In the Children’s Court, an order that a charge be dismissed, and a caution given, means the order is spent after the caution is administered.

If an offence has been proved, or it is found that a person is guilty of an offence and the court orders the offender be released on entering into a good behaviour bond or participating in an intervention program, the finding is spent when the period of time passes or the conditions are met.

When an offence ceases to be an offence because the law has changed,  existing convictions for the offence become spent immediately on the law changing.

What is the crime-free period?

If a person is convicted by a court (other than the Children’s Court), the crime-free period is any period not less than 10 consecutive years after the date of conviction. During this time the person must not be convicted of an offence punishable by prison and must not have been in prison or unlawfully at large.

In the Children’s Court, the crime-free period is any period of not less than 3 consecutive years after the date of the order. During this time, the person must not be the subject of a control order, be convicted of an offence punishable by prison, and must not have been in prison or unlawfully at large.

Consequences of a conviction being spent

If a person’s conviction is spent, he or she is not required to disclose information concerning the spent conviction to any other person for any purpose. This means that if the person is asked a question concerning their criminal history, the question should be taken to refer only to any convictions which are not spent.

References in legislation to convictions, or to a person’s character or fitness, do not apply to spent convictions.

What if information about spent convictions is disclosed?

Generally, it is unlawful to disclose information concerning a person’s spent convictions. A person who has access to such records kept by or on behalf of a public authority, must not disclose to any other person any information concerning spent convictions without lawful authority to do so.
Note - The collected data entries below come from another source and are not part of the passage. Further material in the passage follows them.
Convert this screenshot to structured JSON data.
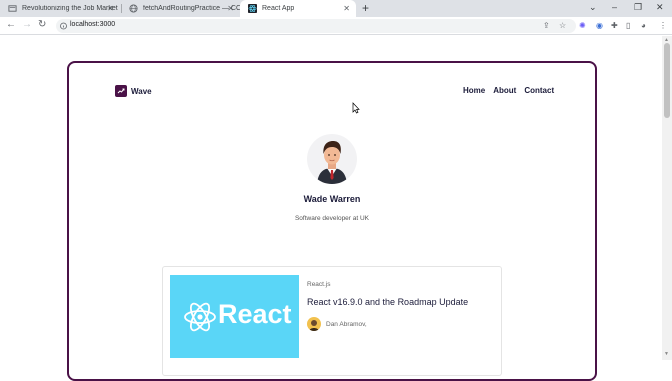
{
  "browser": {
    "tabs": [
      {
        "title": "Revolutionizing the Job Market |"
      },
      {
        "title": "fetchAndRoutingPractice — CC3..."
      },
      {
        "title": "React App"
      }
    ],
    "url": "localhost:3000",
    "colors": {
      "tabbar": "#dee1e6",
      "omnibox": "#f1f3f4"
    }
  },
  "page": {
    "brand": {
      "name": "Wave"
    },
    "nav": [
      {
        "label": "Home"
      },
      {
        "label": "About"
      },
      {
        "label": "Contact"
      }
    ],
    "profile": {
      "name": "Wade Warren",
      "bio": "Software developer at UK"
    },
    "post": {
      "image_text": "React",
      "tag": "React.js",
      "title": "React v16.9.0 and the Roadmap Update",
      "author": "Dan Abramov,"
    },
    "colors": {
      "accent": "#4a1247",
      "text": "#1c1c3a",
      "react_blue": "#5ad6f7"
    }
  }
}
Unlawful disclosure carries a maximum penalty of $5500 or imprisonment for 6 months, or both.

However, there are some exceptions to this. For instance, an officer of the Criminal Records Section of NSW Police can make information relating to spent convictions available to a law enforcement agency. Libraries and archives can make available to a member of the public, or to another library or archive, material that is normally available for public use that contains information relating to spent convictions. This must be done in accordance with the normal procedures of that library or archive.

Numerous law enforcement agencies, including all State and Territory Police, can make information relating to spent convictions available to another law enforcement agency or to a court in compliance with an order of the court.

Information relating to spent convictions can also be made available in accordance with specific provisions of the Child Protection (Working with Children) Act 2012.

It is not an offence for a public authority or government agency to make information about a spent conviction available to the person who was convicted.

It is an offence to obtain or attempt to obtain information concerning a spent conviction fraudulently or dishonestly. This offence carries a maximum penalty of $5500 or imprisonment for 6 months, or both.